Nearly 1,000 college students were contacted by email before and after the warning labels were implemented to ask them to participate in surveys with no specific mention of sugar-sweetened beverages. Participants were given a $10 gift card after completing each survey.
In total, 840 students across all cafeterias were included in the study. At the intervention site, consumption of sugar-sweetened drinks that had the warning label declined by 18.5 percent compared to a decline of 4.7 percent at the control sites at which no label was used.

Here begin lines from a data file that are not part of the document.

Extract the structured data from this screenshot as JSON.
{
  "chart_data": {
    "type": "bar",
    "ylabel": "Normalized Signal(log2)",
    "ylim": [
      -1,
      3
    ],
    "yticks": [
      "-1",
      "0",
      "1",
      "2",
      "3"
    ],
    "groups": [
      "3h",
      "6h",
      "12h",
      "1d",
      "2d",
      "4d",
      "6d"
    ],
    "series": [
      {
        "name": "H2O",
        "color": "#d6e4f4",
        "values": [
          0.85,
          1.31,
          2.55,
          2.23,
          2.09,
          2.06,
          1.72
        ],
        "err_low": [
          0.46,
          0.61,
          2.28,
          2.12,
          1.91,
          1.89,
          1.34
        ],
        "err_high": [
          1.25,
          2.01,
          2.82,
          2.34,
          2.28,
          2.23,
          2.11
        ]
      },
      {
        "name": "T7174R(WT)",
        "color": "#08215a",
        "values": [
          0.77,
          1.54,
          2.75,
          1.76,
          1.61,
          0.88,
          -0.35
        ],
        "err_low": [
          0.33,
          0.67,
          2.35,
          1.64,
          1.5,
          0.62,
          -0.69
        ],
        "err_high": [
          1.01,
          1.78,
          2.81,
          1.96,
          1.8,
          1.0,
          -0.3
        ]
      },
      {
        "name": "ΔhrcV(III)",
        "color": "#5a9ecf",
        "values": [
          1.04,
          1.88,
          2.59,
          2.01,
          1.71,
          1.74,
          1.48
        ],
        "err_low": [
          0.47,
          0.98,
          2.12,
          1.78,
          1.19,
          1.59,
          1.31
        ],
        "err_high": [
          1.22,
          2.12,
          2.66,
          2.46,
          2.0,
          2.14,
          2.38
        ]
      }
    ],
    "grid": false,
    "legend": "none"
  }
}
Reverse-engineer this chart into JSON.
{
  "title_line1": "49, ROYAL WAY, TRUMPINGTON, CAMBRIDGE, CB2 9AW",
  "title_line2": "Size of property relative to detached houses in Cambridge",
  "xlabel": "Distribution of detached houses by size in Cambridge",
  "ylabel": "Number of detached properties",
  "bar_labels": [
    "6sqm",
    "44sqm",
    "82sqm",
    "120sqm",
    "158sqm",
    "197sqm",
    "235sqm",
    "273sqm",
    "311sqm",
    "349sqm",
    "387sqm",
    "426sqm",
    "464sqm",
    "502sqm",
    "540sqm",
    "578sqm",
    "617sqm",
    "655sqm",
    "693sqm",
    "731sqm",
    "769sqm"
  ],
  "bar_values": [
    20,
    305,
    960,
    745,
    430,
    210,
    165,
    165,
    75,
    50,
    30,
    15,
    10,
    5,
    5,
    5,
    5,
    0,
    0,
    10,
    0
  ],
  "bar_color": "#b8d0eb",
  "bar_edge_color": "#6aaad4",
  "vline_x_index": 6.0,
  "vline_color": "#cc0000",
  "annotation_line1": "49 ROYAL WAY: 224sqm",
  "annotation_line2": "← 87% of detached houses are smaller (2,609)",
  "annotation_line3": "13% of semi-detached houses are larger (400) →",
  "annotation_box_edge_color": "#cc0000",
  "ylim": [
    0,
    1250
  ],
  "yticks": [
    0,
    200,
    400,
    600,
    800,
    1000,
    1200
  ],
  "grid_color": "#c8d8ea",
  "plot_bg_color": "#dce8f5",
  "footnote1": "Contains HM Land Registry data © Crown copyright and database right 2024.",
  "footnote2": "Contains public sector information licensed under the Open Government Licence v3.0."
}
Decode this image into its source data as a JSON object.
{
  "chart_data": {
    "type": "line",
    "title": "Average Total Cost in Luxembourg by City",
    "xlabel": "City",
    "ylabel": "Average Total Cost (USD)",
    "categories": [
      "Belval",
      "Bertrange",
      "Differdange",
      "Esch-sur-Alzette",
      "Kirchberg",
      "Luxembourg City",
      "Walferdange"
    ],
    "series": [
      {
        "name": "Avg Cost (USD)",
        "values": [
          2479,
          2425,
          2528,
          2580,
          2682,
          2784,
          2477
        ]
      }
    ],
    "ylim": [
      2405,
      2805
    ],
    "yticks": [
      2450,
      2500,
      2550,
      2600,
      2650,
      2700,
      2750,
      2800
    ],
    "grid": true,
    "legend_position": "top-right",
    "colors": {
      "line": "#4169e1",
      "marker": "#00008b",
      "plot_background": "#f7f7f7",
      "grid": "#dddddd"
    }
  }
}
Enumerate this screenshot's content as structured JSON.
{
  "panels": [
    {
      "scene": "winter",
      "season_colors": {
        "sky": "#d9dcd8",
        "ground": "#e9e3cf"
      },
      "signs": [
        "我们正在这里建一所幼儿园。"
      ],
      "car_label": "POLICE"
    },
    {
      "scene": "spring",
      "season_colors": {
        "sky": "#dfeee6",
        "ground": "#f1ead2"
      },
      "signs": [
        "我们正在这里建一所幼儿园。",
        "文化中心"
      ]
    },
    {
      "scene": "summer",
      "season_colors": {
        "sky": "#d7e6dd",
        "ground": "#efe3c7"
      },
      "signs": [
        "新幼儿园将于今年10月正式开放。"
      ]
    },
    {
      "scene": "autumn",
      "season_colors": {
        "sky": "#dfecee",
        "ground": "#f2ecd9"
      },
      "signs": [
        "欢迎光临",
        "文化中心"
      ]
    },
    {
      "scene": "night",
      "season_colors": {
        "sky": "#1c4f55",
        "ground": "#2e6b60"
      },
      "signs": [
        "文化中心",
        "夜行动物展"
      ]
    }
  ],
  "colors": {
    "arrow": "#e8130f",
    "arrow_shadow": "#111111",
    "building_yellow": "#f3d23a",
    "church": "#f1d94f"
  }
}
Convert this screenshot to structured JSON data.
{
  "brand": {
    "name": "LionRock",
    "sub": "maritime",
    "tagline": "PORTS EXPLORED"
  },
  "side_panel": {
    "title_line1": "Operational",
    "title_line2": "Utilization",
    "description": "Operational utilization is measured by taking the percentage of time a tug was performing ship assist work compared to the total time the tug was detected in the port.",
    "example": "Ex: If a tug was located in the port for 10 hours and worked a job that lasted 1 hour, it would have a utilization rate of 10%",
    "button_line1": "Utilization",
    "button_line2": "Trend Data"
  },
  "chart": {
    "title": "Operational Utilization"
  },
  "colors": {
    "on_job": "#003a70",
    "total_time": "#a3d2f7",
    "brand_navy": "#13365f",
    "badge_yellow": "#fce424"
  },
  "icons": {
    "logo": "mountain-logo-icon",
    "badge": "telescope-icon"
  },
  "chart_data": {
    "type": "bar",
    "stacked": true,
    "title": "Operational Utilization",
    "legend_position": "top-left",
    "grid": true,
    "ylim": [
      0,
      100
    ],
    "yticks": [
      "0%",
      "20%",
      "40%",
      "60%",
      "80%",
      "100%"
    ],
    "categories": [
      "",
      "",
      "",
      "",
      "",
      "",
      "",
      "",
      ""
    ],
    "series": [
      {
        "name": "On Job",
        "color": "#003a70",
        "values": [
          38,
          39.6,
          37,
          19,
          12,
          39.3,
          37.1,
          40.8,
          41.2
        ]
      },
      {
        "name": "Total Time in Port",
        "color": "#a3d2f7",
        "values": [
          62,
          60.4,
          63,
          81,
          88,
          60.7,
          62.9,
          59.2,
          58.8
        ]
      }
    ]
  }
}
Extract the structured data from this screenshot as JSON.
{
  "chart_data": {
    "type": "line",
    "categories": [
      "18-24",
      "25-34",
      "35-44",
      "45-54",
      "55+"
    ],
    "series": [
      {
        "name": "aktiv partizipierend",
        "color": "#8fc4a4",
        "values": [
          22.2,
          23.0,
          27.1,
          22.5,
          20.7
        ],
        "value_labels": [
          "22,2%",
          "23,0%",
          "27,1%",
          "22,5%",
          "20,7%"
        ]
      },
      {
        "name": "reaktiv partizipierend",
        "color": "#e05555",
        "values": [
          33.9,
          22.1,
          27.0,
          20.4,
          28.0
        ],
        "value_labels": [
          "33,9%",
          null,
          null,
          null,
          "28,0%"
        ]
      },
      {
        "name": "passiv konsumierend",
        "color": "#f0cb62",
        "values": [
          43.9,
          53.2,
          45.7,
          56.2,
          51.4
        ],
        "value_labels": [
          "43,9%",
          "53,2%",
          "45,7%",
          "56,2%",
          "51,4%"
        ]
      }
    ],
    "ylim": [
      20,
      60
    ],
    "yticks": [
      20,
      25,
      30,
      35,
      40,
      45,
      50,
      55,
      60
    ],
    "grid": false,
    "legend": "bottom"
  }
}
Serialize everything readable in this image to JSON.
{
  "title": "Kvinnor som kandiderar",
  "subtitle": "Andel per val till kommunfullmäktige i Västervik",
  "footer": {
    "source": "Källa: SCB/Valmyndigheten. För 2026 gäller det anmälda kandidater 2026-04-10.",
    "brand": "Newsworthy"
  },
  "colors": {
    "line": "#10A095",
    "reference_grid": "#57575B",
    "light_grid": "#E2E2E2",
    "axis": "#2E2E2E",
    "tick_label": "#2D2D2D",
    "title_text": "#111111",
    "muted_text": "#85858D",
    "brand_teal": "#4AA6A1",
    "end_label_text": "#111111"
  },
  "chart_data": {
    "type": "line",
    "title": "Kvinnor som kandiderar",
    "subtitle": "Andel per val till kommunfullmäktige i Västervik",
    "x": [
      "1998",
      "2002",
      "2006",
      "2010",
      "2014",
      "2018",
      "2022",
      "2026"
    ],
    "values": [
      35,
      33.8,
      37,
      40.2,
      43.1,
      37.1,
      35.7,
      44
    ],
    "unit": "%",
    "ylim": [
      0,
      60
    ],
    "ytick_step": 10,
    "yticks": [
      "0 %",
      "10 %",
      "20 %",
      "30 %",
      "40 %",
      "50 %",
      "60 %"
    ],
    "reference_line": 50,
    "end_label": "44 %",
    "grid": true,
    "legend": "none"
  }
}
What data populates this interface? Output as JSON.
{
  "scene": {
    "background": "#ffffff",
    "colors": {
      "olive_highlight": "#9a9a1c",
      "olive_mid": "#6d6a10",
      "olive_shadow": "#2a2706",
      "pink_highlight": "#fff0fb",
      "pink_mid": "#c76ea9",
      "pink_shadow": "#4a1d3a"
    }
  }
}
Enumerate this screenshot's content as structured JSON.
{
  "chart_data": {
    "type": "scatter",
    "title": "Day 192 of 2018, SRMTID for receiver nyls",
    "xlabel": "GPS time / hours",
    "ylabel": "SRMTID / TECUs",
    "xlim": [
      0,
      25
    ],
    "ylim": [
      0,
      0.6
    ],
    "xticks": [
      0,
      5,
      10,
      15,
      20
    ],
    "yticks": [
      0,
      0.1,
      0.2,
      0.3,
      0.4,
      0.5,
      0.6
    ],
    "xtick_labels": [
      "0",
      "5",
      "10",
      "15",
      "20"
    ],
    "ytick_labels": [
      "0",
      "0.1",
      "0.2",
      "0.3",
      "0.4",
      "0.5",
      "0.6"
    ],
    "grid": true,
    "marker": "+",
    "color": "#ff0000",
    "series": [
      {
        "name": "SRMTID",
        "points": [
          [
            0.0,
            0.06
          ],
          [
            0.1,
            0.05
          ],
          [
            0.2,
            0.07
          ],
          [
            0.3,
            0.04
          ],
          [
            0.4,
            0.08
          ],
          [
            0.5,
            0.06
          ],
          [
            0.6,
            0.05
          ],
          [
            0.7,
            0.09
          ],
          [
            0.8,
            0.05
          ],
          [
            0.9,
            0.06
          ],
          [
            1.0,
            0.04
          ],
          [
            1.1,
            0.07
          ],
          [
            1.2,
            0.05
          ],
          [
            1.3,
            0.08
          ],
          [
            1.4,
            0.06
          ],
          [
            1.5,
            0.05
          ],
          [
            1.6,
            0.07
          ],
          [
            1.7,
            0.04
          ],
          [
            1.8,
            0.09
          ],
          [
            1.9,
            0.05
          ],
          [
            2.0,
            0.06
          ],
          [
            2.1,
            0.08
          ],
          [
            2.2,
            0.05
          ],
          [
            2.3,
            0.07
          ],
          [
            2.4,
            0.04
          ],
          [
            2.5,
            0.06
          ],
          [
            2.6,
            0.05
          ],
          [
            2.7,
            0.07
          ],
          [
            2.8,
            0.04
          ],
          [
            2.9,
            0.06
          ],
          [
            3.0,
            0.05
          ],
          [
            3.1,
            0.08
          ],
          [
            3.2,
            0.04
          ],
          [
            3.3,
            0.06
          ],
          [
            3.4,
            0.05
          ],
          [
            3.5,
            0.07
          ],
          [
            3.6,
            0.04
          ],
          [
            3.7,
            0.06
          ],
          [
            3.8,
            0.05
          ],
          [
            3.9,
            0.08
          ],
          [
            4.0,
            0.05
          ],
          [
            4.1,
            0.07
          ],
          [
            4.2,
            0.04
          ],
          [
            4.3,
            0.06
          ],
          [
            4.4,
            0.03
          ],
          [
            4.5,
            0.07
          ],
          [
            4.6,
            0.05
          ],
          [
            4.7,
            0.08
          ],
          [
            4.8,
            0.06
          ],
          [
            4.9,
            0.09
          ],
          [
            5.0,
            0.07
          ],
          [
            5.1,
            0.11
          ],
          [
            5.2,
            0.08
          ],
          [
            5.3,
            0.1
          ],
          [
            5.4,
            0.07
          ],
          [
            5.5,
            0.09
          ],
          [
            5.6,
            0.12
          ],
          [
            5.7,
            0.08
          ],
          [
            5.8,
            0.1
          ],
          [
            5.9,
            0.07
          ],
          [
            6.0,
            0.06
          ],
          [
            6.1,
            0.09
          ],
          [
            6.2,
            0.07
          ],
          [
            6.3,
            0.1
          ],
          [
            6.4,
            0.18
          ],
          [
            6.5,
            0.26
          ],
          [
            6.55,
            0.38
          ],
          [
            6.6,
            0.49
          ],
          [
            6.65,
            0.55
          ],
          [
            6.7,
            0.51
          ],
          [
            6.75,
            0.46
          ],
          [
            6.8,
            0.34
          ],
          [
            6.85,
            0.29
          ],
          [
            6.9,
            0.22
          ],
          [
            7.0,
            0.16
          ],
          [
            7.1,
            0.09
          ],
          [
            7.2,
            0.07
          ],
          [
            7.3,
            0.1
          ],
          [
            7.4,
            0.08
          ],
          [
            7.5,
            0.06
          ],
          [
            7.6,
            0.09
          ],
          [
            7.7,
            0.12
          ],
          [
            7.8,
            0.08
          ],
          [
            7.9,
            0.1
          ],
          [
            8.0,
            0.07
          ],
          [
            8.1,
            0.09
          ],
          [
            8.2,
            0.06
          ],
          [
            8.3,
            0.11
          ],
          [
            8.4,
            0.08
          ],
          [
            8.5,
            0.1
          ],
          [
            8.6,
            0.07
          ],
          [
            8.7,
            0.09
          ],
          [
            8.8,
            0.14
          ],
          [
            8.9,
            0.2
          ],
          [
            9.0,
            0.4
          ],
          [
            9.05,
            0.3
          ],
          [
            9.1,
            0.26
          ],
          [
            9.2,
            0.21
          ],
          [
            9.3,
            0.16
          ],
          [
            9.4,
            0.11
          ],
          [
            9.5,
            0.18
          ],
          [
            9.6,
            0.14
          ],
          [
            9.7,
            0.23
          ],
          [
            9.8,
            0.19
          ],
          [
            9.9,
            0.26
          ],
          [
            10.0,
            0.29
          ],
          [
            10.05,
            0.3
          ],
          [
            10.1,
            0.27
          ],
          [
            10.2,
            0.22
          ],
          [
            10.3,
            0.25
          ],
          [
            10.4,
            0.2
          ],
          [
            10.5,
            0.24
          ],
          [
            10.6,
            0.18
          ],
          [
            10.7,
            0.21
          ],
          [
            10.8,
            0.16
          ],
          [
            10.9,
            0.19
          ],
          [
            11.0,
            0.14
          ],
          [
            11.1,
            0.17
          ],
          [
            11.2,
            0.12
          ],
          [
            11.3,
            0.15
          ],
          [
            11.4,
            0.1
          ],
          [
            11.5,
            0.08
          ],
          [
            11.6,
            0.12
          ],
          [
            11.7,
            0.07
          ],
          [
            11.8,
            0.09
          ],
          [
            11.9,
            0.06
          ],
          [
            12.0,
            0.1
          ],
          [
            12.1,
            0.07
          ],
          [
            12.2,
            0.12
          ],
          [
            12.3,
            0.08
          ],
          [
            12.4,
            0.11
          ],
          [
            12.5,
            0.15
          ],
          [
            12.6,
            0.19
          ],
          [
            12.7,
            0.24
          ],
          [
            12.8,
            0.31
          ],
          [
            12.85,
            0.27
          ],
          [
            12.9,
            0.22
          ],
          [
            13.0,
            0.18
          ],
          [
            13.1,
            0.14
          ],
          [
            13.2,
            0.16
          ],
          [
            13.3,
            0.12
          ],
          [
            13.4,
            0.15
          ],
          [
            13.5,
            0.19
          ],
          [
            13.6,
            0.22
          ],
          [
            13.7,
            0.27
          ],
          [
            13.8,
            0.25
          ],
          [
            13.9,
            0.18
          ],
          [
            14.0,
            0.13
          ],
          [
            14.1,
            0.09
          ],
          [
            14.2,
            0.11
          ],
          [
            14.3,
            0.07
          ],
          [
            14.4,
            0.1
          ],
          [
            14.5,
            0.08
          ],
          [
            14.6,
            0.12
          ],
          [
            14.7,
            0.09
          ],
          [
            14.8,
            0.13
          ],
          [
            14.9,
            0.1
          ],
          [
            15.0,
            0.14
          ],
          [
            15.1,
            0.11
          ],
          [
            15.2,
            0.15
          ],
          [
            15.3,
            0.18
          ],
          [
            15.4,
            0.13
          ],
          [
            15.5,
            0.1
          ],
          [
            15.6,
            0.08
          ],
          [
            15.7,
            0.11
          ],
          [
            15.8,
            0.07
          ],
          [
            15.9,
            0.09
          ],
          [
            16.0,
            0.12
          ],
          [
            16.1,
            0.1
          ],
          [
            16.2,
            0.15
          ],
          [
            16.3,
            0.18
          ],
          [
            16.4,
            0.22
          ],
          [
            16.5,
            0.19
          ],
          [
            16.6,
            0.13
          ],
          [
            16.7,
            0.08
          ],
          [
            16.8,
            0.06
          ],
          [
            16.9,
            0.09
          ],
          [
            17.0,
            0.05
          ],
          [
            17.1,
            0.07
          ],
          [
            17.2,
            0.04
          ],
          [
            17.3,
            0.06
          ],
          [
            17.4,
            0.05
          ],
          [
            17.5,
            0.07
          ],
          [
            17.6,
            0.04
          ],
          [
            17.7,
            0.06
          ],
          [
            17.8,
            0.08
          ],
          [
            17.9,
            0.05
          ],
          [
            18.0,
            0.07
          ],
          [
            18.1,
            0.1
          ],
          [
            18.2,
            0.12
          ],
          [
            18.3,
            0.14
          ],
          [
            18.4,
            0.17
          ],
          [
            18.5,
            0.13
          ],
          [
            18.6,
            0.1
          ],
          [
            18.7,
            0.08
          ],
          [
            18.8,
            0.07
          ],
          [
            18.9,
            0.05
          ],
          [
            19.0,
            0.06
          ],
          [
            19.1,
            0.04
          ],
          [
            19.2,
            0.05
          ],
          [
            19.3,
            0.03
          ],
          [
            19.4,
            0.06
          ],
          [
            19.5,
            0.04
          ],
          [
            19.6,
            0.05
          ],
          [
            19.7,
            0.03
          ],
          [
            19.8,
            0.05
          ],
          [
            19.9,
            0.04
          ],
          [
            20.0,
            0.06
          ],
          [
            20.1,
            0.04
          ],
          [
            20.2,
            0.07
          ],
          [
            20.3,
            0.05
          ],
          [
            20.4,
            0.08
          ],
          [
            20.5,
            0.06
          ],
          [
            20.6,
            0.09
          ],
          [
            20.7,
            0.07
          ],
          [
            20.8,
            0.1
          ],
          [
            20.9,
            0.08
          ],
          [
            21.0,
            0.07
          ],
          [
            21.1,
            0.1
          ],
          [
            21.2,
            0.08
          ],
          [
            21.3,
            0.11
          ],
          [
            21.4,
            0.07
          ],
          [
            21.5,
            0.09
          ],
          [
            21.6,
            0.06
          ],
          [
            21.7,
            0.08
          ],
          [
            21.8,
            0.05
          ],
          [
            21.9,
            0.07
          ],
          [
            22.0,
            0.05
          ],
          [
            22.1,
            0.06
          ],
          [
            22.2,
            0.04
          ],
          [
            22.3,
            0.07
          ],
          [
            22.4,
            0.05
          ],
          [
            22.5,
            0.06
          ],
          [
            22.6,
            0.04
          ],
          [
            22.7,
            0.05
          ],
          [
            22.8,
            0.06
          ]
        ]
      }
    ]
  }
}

Students exposed to the warning labels also reduced their consumption of 100-percent juice drinks by 21 percent even though, in the experiment, juices had not been labeled as sugar-sweetened beverages.
A tool to reduce sugar consumption
“The results of this study indicate that warning labels may be effective tools for reducing consumption of sugar-sweetened beverages, particularly beverages such as sweetened teas, pink lemonade and chocolate milk for which the sugar content is not immediately obvious or well known,” said Cindy Leung, assistant professor of Nutritional Sciences at the University of Michigan School of Public Health and lead author of the study.
“Sugar-sweetened beverages remain ubiquitous in retail and cafeteria settings. As we explore avenues to promote healthy food and beverage choices, warning labels are a potential tool to reduce their consumption that should be tested in other populations and other settings.” said Julia Wolfson, assistant professor of Health Management and Policy at the U-M School of Public Health and co-author of the study.
The study, “Warning Labels Reduce Sugar-Sweetened Beverage Intake among College Students,” was published last month in the Journal of Nutrition. Additional co-authors are Robert Hsu, Keith Soster and Steve Mangan, all of University of Michigan, Ann Arbor. Falbe teaches in the UC Davis Department of Human Ecology.
“These results provide evidence to inform future institutional strategies… and legislative efforts to use warning labels as a promising approach to SSB consumption,” the researchers concluded.
For instance, nine jurisdictions, including California, have introduced, at various times, sugar-sweetened beverage warning label legislation. “These laws could ensure that consumers have the necessary information to make informed choices,” Falbe said.
The research was funded by a grant from Poverty Solutions at the University of Michigan, the McNerney Award from the Department of Health Management and Policy at the University of Michigan School of Public Health, and the National Institutes of Health.